On the other hand, it would give her a reason for Percy’s murder.
“Everyone preferred her to me, or to any other woman in the county,” she said at last, and there was a certain bitter truth in her voice. “Percy was an indiscriminate rake of no value to me.”
“But he did flirt with you?”
“He didn’t know any other way to treat a female.”
“Was he ever…inappropriately physical in his flirting?”
She hesitated. “Once. But he was easily distracted.”
“By what?”
“The unexpected appearance of my father. Or perhaps by the elbow that struck his face as I turned away from him. Either way, it was the only time he troubled me. I had no reason to shoot him.”
She probably didn’t. Although she had just provided a very good motive for her father.
“Then why did you shoot at us?” Constance asked, holding the younger woman’s gaze.
Penelope closed her eyes, as though that was the only way she could free herself from Constance.
Her throat worked. “Because I knew you suspected Sir Felix. He told us you had been to Larchwood, asking impertinent questions. I thought if a shot fired near you, while Sir Felix was clearly elsewhere—and he was—you would have to change your suspicions.”
“And why not move them onto Adelaide Jenkins?” Constance said affably. “Thus killing two birds with one shot, as it were.”
A tinge of color crept into Penelope’s pale cheeks.

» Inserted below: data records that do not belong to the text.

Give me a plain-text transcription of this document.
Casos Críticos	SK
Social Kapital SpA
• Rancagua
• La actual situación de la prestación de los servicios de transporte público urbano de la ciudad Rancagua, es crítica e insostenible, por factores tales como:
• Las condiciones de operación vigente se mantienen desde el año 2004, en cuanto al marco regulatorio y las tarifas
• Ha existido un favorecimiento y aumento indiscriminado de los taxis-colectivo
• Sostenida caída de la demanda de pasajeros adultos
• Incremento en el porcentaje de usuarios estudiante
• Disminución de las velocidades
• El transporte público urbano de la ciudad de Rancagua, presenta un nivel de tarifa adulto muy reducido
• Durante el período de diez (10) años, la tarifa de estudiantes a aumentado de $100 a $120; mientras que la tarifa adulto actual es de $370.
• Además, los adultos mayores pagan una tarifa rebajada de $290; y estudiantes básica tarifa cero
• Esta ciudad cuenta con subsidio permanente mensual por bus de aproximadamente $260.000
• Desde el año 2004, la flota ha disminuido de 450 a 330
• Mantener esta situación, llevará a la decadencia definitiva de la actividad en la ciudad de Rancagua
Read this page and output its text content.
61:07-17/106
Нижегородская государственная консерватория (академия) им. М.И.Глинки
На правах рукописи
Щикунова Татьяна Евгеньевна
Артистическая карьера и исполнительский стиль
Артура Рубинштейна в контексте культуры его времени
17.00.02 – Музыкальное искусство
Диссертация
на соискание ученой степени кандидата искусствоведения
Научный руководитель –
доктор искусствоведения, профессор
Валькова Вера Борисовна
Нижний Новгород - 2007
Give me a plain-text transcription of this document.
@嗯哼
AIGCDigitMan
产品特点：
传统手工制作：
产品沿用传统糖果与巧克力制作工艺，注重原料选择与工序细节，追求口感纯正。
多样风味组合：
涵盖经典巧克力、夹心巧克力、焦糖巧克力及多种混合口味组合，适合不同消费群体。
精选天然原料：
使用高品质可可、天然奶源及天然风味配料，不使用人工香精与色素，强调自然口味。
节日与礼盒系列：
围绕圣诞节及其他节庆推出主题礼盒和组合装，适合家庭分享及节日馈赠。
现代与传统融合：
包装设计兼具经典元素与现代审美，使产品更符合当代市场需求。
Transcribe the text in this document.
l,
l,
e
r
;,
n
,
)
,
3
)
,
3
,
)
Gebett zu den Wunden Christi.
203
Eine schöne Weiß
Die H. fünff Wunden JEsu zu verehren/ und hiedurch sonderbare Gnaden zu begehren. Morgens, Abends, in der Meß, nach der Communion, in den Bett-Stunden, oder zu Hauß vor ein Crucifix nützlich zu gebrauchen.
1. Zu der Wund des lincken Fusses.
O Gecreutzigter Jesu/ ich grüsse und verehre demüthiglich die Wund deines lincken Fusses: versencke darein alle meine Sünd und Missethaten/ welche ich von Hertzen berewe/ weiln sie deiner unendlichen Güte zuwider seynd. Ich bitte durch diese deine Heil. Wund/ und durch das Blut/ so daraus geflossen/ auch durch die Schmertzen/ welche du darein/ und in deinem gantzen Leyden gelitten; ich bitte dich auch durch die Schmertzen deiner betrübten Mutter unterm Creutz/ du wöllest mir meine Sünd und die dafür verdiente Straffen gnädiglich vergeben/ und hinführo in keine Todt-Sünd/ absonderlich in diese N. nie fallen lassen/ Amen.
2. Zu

And at last she opened her eyes, tilting her chin with a hint of revived spirit. “I found the fabric on a bramble bush by the canal and took it with me on impulse. I didn’t see why she shouldn’t suffer a little of what Sir Felix did.”
Constance stared at her. “My dear girl, my husband was the one who suffered. Have you any idea of the tragedy you so nearly caused? You fired a pistol in our direction. If my husband had died, you would hang.”
Penelope’s eyes dilated. Constance was furiously glad of her fear. The girl needed it.
“We can still make charges against you. Believe me, I am considering it. You are not God, Penelope. You’re a silly, lovesick girl who stole a weapon you had no idea how to use, whatever you imagined.
My children would have been fatherless. Your father would have no daughter, just the shame of your disgrace.
And I very much doubt Sir Felix would be thanking you for any of it. ”
The girl was already ashamed and afraid of her own actions. Constance thought she had probably said enough.
She turned and walked to the door.
“Will you tell the policemen?” Penelope blurted.
“I will certainly not waste their time by lying. You may have a visit from them. But you must tell the truth.” Constance went out, leaving the door wide open.